ここで見付かる訳にはいかない、強い焦りと緊張が聖を前へと押し上げた。

最悪は目の前にいる人物を討たねばならない。

何の罪もないこの人物を。

「迷い人なんて久しぶりですね。どちらの世界からでしょう。」

その言葉が聞こえたと同時に霧が晴れ、視界が開けてきた。

「…え?」

思わず声をもらした聖は目を見張って周囲を確かめる。

さっきまでは森の中にいた筈だった、それなのに無数の扉が並ぶこの場所へ一体いつの間に来たのだろうか。

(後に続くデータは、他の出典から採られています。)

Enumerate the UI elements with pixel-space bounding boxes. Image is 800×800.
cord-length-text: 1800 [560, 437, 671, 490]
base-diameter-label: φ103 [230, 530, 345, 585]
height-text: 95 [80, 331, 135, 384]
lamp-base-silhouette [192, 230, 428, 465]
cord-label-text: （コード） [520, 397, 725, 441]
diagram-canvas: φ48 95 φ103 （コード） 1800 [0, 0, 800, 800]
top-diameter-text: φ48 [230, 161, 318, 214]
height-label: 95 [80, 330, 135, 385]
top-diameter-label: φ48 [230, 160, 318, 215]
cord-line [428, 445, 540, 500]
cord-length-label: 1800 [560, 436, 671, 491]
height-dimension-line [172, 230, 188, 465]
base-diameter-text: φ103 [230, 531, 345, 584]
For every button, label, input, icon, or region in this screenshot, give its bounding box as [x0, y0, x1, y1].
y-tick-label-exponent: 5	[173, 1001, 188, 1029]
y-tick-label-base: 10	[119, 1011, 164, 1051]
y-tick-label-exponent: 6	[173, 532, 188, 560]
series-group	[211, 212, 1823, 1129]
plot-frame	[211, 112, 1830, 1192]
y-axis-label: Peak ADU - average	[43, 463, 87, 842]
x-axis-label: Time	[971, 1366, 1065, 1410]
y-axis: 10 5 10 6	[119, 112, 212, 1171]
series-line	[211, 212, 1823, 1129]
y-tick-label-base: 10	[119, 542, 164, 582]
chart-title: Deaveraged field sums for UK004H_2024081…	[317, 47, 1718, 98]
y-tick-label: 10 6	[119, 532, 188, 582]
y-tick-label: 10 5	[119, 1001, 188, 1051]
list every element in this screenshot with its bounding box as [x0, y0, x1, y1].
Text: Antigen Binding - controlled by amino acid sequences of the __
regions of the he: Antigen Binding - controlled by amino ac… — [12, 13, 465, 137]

見たこともない景色、そして目の前に立つ人物の服装や雰囲気も今まで出会ったことのないものだった。

「なんや…これ…。」

衝撃が驚きに代わり、それが恐怖心に育っていくのが分かる。

ここは一体。

「ああ、リンの国からですか。扉が少し開いてますね。」

背筋が凍るような衝撃に聖は思わず潜めていた短剣を取り出し構えた。

「お前、誰や!?」

「おやおや物騒な…。」

そうかわすと目の前にいた人物は聖たちの横を距離を保ってすり抜け扉を閉める。

「これで誰も入っては来れない。…追われていましたか?」

攻めるような言葉に聖の目に力が宿った。

それは殺意と敵意を含んだ鋭い視線、しかしそんなに強い気持ちでも流されてしまう。

「ここは界の扉。世界中に繋がる扉が集まる中心世界の1つ。私はここを任されているテスタ、という者です。」

にこやかな挨拶、全てを見透かし受け流す深みをもったテスタは目を細めて続けた。